Sa carrière politique lui a permis de voyager et de séjourner dans le Nord-Ouest, près du désert, d’où ces vers : « Dans le désert immense, la fumée se dresse d’aplomb. Sur l’immense rivière, se couche le soleil rond. »

Pendant la Révolte d’An Lushan, Wang Wei a été contraint de servir An après la chute de la capitale. Lorsque les Tang ont réprimé les forces rebelles, de nombreux fonctionnaires, dont Wang Wei, ont été punis. Il a échappé à la peine capitale grâce à son frère Wang Jin, un militaire qui avait vaincu l’ennemi. Wang Jin a demandé la grâce de l’empereur pour son frère, et un poste humble à la frontière, alors qu’il pouvait obtenir une promotion.

Wang Wei a joui d’une fin de vie paisible dans la capitale, entouré de livres et de peintures. Il est d’ailleurs très connu pour sa peinture paysagère, bien que très peu de ses œuvres nous soient parvenues.

Dans sa poésie, Wang Wei immortalise également les paysages naturels. Il excelle dans les pentasyllabes.

Le mont vide

Sur le mont vide, on ne voit personne.

Seules des paroles d’homme se font entendre.

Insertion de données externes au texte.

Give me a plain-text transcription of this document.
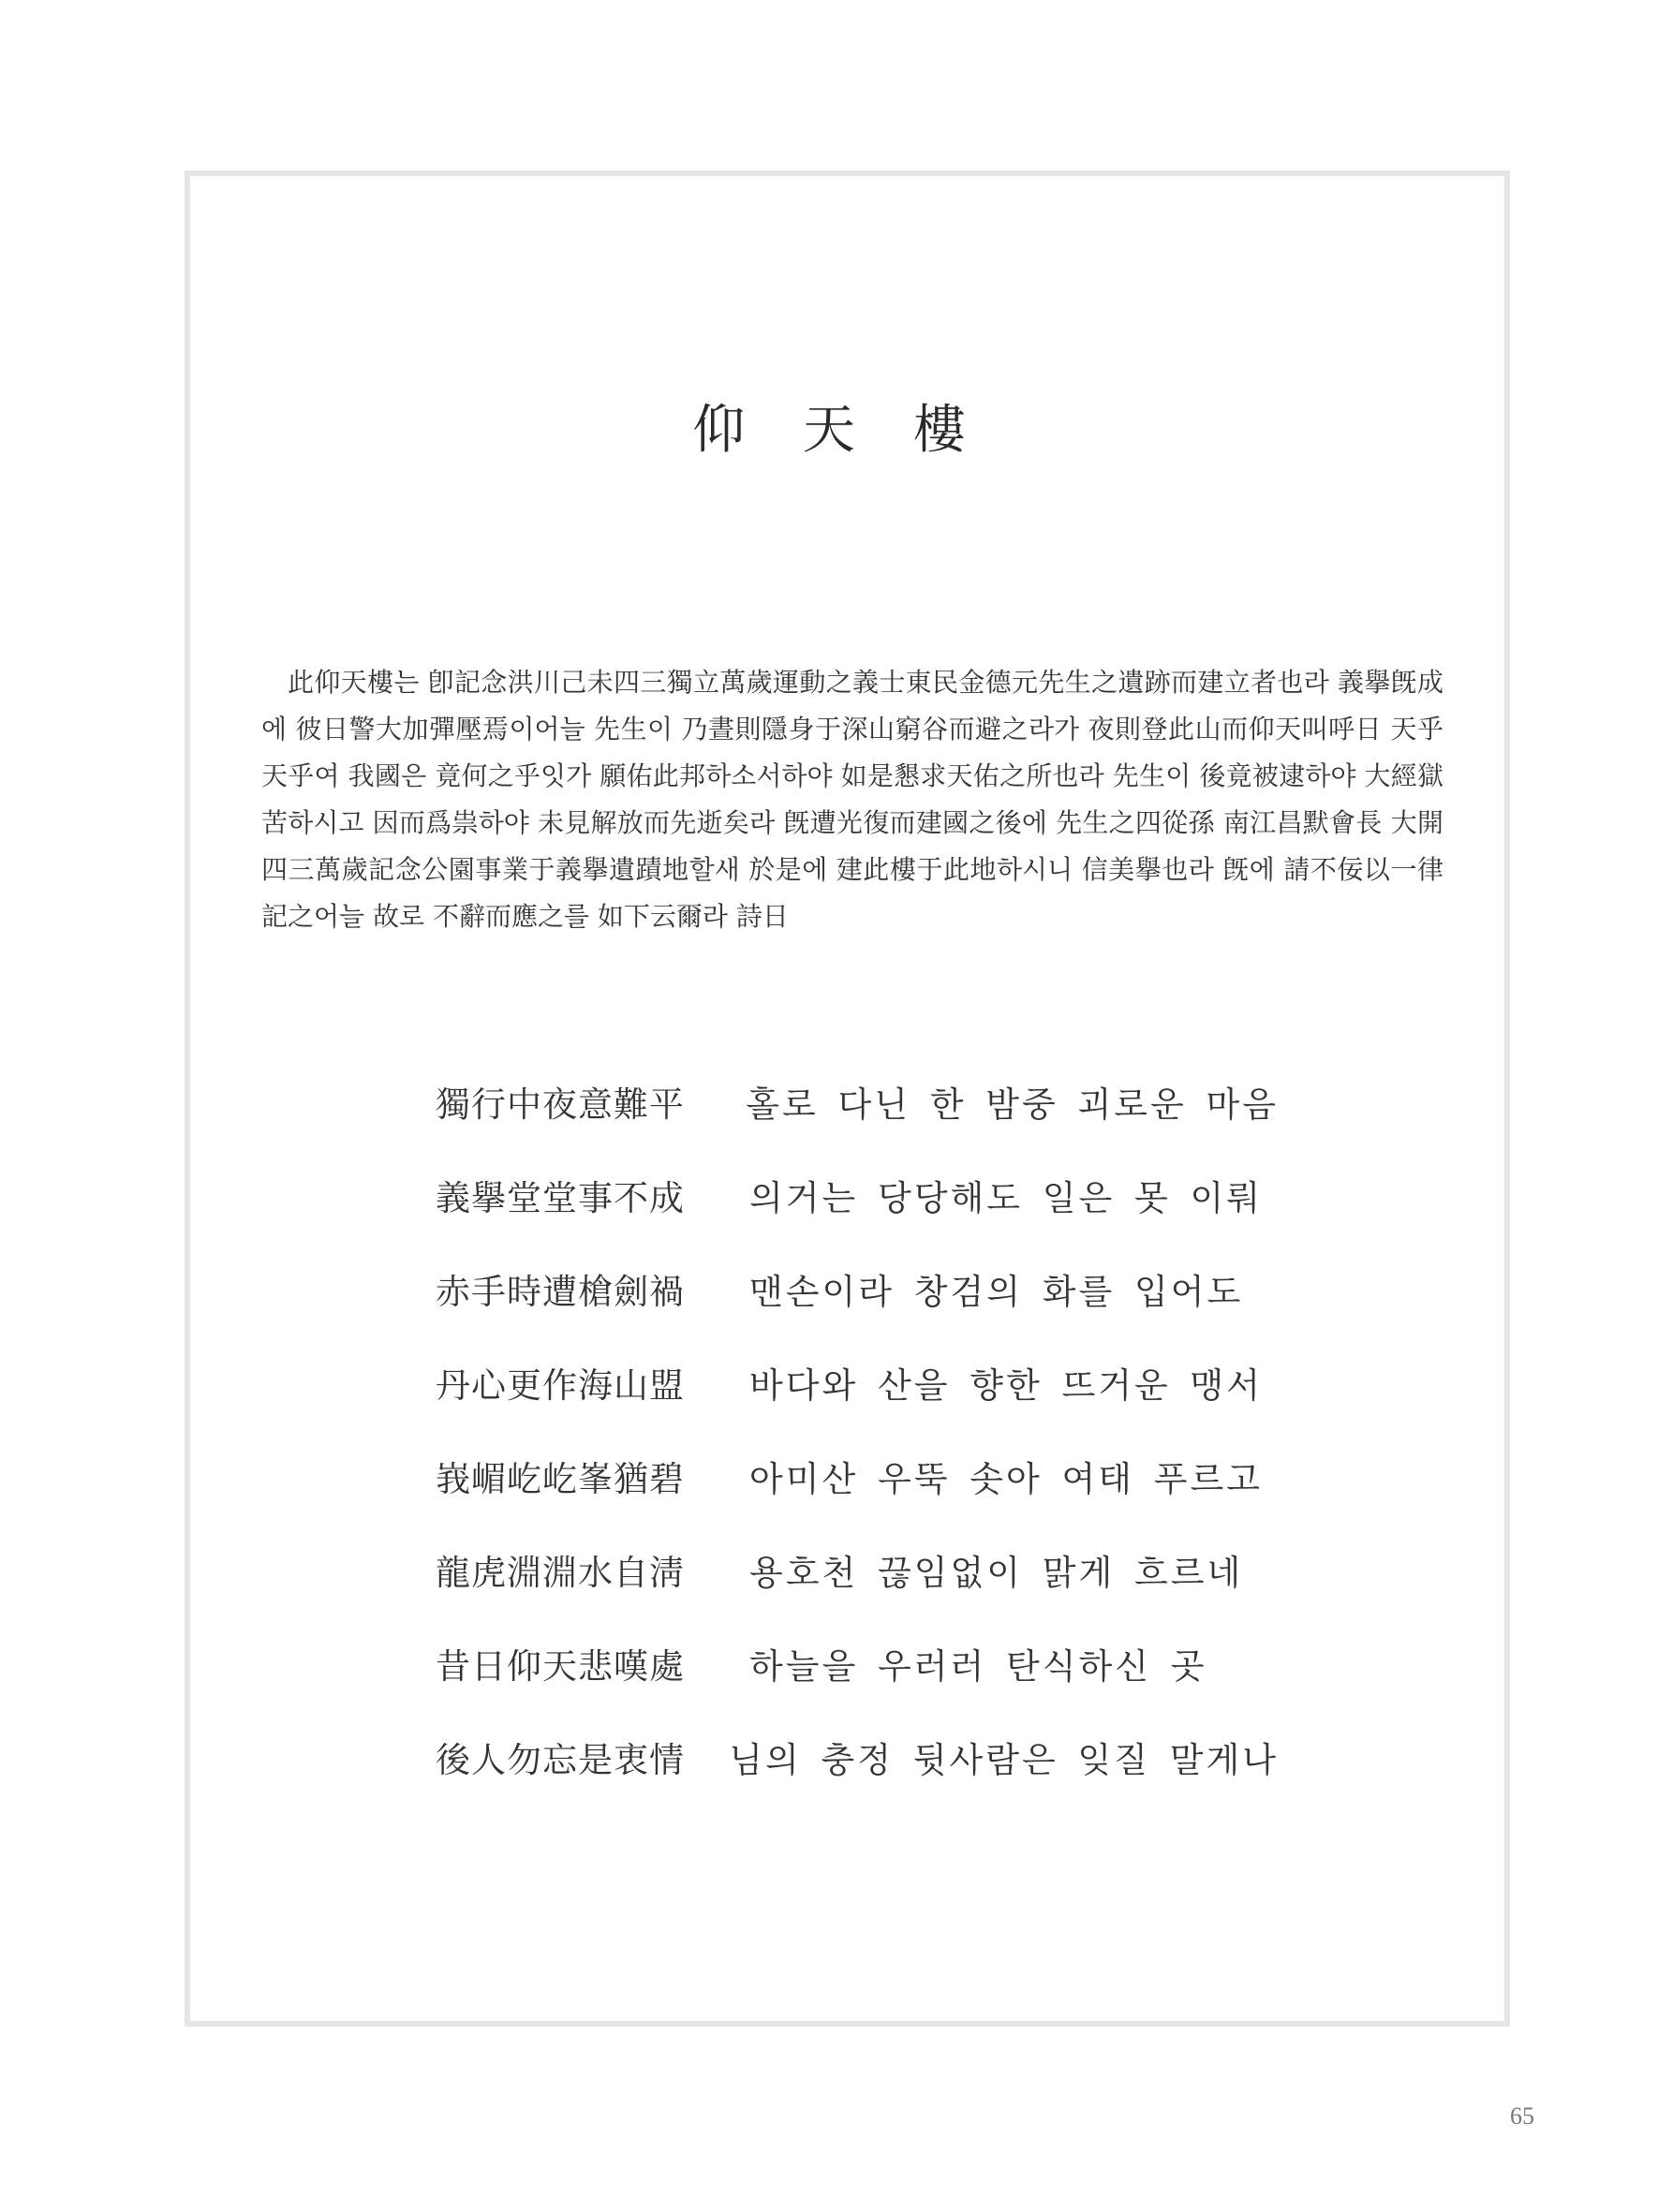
仰 天 樓
此仰天樓는 卽記念洪川己未四三獨立萬歲運動之義士東民金德元先生之遺跡而建立者也라 義擧旣成에 彼日警大加彈壓焉이어늘 先生이 乃晝則隱身于深山窮谷而避之라가 夜則登此山而仰天叫呼日 天乎天乎여 我國은 竟何之乎잇가 願佑此邦하소서하야 如是懇求天佑之所也라 先生이 後竟被逮하야 大經獄苦하시고 因而爲祟하야 未見解放而先逝矣라 旣遭光復而建國之後에 先生之四從孫 南江昌默會長 大開四三萬歲記念公園事業于義擧遺蹟地할새 於是에 建此樓于此地하시니 信美擧也라 旣에 請不佞以一律記之어늘 故로 不辭而應之를 如下云爾라 詩日
獨行中夜意難平	홀로 다닌 한 밤중 괴로운 마음
義擧堂堂事不成	의거는 당당해도 일은 못 이뤄
赤手時遭槍劍禍	맨손이라 창검의 화를 입어도
丹心更作海山盟	바다와 산을 향한 뜨거운 맹서
峩嵋屹屹峯猶碧	아미산 우뚝 솟아 여태 푸르고
龍虎淵淵水自淸	용호천 끊임없이 맑게 흐르네
昔日仰天悲嘆處	하늘을 우러러 탄식하신 곳
後人勿忘是衷情	님의 충정 뒷사람은 잊질 말게나
65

Le soleil pénètre la forêt profonde.

Et éclaire la terre moussue.

La poésie était incontournable dans la vie sociale des Tang, à l’occasion de fêtes, d’une séparation ou d’un banquet donné par l’empereur ; quand on était heureux ou lors de moments difficiles.

 

Les vers ont été traduits par Hu Pinqing, également auteure de Trois cents poèmes des Tang publié par la maison d’édition de l’Université de Beijing.